Many service members describe their military experience as virtually incomparable to any other aspect of life in the civilian world. The bonds they’ve shared, the difficulties they’ve faced and the communities they’ve built can’t be found in most aspects of modern society. “Tribe: On Homecoming and Belonging” by Sebastian Junger reflects on the military experience, raising several philosophical and biological questions regarding what citizens and service members alike experience emotionally during wartime. To put into perspective the raw psychological effects of war on both Veterans and civilians, our NVMM Guest Experience Team recommends picking up a copy of “Tribe” this summer.

If you’re not familiar with Sebastian Junger, he is a New York Times bestselling author, special correspondent at ABC News and documentary film maker. Among other assignments, he spent extensive time with soldiers at the Restrepo outpost in Afghanistan’s Korengal Valley as he chronicled their deployment. This area was involved in more combat than any other part of Afghanistan. Junger also lost his friend and colleague, photojournalist Tim Hetherington, who was killed while covering the civil war in Libya in 2011. While not a Veteran himself, Junger’s experiences allow him to share personal stories and anthropological evidence to explain the reasoning behind the confusing happiness of those who share tragic bonds.

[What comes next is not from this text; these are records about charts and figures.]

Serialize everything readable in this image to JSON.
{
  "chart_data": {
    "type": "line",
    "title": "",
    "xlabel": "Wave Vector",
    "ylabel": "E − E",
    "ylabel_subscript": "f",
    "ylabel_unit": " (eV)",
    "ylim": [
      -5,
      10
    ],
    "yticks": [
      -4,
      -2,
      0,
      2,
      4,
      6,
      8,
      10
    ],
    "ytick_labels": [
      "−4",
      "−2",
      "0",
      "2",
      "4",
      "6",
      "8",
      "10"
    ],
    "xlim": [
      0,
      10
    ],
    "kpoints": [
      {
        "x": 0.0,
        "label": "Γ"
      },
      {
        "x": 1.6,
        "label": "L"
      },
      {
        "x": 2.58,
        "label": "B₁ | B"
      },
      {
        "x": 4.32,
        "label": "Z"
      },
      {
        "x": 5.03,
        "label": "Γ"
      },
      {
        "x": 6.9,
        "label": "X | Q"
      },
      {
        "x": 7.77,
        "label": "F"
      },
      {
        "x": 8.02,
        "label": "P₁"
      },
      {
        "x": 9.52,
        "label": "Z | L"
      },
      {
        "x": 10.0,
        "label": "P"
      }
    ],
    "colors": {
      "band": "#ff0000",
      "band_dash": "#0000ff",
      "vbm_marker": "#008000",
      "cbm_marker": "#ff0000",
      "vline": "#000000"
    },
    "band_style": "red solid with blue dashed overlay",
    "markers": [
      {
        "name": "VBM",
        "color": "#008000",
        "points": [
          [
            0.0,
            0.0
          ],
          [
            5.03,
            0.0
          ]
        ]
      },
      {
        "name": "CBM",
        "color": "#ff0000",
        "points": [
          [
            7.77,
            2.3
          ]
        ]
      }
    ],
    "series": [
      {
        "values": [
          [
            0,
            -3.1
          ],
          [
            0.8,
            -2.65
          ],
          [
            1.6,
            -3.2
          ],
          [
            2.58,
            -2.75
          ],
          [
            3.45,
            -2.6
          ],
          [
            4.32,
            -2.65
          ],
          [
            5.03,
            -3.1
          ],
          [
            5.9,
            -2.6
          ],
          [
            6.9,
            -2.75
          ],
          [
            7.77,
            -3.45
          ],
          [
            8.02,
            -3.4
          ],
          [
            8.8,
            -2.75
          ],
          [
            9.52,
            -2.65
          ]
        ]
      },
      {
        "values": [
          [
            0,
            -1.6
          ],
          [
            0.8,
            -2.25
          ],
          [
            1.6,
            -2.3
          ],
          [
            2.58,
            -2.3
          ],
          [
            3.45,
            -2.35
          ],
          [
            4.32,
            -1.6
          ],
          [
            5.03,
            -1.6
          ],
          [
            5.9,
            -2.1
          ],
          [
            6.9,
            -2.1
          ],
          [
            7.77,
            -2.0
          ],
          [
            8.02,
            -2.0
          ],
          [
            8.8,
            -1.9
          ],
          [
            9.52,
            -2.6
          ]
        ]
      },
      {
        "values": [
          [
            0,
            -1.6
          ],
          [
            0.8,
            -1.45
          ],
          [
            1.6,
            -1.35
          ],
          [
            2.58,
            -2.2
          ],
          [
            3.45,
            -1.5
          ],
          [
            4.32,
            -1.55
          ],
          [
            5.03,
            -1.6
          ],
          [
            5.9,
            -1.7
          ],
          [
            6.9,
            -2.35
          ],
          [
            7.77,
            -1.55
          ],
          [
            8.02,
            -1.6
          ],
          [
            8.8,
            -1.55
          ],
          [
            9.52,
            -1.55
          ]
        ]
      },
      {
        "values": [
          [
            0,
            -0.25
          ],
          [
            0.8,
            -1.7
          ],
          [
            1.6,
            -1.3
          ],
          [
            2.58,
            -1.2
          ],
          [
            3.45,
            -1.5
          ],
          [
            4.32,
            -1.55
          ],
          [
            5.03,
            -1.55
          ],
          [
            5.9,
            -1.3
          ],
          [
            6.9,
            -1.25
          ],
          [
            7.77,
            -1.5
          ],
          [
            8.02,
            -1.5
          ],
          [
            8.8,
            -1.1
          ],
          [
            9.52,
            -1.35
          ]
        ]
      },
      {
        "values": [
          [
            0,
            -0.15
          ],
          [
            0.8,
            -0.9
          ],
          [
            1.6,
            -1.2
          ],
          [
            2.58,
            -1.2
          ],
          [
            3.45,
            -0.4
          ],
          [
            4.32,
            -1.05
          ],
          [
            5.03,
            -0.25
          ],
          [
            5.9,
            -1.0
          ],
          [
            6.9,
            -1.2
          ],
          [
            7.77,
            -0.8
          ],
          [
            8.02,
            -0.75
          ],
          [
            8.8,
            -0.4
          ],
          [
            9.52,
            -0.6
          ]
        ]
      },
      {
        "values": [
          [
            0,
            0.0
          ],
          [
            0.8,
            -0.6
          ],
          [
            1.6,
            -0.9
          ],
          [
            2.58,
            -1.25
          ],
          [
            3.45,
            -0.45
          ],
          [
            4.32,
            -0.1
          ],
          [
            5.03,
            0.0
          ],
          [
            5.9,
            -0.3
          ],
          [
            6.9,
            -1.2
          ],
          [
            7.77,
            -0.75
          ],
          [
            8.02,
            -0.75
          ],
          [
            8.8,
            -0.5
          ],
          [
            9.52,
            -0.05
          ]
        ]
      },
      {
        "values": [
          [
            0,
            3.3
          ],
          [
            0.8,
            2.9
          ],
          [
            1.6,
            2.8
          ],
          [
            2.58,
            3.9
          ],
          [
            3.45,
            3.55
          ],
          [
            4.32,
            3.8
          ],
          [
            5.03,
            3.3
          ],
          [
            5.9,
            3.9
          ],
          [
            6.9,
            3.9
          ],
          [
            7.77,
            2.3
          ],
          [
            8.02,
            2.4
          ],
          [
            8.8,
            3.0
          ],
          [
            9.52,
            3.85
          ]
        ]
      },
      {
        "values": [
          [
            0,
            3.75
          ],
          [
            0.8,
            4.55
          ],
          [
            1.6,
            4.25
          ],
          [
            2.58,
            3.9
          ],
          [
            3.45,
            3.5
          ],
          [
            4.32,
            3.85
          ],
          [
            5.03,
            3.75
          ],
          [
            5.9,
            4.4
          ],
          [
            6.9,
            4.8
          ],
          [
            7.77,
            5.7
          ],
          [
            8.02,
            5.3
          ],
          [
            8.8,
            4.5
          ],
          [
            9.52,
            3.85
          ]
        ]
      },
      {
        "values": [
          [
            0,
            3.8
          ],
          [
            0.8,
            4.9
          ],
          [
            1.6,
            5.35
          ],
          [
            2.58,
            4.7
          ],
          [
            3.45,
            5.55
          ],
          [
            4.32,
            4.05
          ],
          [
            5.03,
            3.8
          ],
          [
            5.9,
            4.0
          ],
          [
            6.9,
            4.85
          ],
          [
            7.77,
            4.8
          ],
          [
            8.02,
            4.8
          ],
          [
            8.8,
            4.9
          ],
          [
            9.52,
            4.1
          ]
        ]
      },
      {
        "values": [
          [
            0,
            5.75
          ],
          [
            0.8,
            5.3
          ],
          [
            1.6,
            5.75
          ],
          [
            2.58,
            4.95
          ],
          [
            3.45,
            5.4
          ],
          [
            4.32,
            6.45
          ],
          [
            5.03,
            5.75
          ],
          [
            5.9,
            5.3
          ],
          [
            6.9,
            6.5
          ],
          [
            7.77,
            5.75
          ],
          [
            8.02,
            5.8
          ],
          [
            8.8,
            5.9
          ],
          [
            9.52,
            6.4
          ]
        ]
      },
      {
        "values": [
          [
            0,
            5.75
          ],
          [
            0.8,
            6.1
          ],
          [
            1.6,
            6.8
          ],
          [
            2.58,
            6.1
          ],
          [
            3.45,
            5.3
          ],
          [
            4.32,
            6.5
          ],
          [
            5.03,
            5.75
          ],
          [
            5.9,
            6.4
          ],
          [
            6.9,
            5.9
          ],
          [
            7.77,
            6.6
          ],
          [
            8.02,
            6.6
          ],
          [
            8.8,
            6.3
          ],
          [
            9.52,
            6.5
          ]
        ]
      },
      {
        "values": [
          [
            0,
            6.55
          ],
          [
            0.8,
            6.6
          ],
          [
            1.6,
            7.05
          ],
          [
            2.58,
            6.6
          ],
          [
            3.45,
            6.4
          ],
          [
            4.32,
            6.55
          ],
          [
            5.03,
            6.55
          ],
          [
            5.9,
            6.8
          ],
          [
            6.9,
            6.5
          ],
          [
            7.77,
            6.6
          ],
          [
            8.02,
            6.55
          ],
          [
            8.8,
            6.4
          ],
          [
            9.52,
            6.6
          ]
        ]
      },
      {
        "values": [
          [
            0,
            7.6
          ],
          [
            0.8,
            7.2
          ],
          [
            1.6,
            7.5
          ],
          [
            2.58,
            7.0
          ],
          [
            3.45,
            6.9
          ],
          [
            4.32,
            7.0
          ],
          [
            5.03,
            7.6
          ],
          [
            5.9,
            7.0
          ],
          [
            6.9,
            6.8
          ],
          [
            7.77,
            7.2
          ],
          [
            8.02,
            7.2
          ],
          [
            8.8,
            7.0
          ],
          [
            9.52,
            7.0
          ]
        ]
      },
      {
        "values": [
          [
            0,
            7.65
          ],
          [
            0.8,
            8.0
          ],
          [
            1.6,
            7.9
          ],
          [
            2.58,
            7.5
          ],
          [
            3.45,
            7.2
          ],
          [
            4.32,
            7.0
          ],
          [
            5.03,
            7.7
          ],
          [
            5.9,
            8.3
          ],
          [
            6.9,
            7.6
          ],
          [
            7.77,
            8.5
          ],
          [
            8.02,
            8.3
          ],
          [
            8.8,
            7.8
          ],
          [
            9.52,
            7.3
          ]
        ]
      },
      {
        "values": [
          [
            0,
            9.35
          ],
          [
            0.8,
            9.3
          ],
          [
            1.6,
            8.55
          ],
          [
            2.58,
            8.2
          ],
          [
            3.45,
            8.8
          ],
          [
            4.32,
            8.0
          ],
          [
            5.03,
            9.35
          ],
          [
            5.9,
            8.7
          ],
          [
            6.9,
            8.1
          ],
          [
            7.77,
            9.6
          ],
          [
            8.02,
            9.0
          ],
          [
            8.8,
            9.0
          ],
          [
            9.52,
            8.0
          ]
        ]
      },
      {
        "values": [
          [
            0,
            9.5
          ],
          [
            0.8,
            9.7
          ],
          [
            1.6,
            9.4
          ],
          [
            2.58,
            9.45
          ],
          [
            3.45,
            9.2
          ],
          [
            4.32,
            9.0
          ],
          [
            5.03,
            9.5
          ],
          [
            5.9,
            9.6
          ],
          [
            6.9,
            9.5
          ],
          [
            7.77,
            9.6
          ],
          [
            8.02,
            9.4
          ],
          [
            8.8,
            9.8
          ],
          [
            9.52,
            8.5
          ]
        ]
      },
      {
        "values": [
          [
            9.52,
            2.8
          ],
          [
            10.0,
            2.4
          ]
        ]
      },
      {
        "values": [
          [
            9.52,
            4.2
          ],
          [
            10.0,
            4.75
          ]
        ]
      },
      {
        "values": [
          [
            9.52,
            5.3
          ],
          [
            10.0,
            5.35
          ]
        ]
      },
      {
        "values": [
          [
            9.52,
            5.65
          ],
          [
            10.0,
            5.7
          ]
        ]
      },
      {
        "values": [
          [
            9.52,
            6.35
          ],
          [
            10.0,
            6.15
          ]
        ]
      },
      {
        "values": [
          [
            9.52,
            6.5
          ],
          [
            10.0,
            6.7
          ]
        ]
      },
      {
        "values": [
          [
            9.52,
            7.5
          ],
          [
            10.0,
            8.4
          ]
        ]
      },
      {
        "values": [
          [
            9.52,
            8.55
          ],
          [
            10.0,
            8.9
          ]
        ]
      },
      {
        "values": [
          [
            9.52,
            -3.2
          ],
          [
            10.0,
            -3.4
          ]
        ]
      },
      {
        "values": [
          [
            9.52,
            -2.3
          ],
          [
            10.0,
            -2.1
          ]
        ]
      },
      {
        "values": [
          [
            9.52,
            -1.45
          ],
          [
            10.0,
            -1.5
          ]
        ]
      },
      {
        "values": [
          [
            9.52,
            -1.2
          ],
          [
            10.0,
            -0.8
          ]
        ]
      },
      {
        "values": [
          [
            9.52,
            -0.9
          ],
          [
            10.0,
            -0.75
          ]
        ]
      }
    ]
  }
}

Throughout the book, Junger recalls his own homecoming experiences while expressing his research findings on mental health, both inside and outside combat zones. He explains the deep bonds of our servicemen and women as well as those of civilians who have been in war when people are fighting side-by-side defending their homes, trying to survive or driving out an enemy oppressor. The common thread is the bonds forged through tragedy and hard work together that bring out the best in each person. Upon returning to civilian life, combat Veterans and victims of violence may feel empty or disappointed with the ways people treat one another.

It’s difficult for those of us who have never experienced military life to recognize how often many service members will come home and reflect fondly on the community they built through shared sacrifice, hard work and tragedy. It is not often the circumstance itself that they “miss,” but rather the deep sense of belonging, purpose and companionship that many long to experience again.

Discomfort begets a bond that cannot be replicated or replaced. Throughout “Tribe,” this theory of intrinsic happiness through discomfort is emphasized many times over. Whether you’re interested in anthropology, biology, history, or philosophy, we recommend “Tribe” for  a thought-provoking read.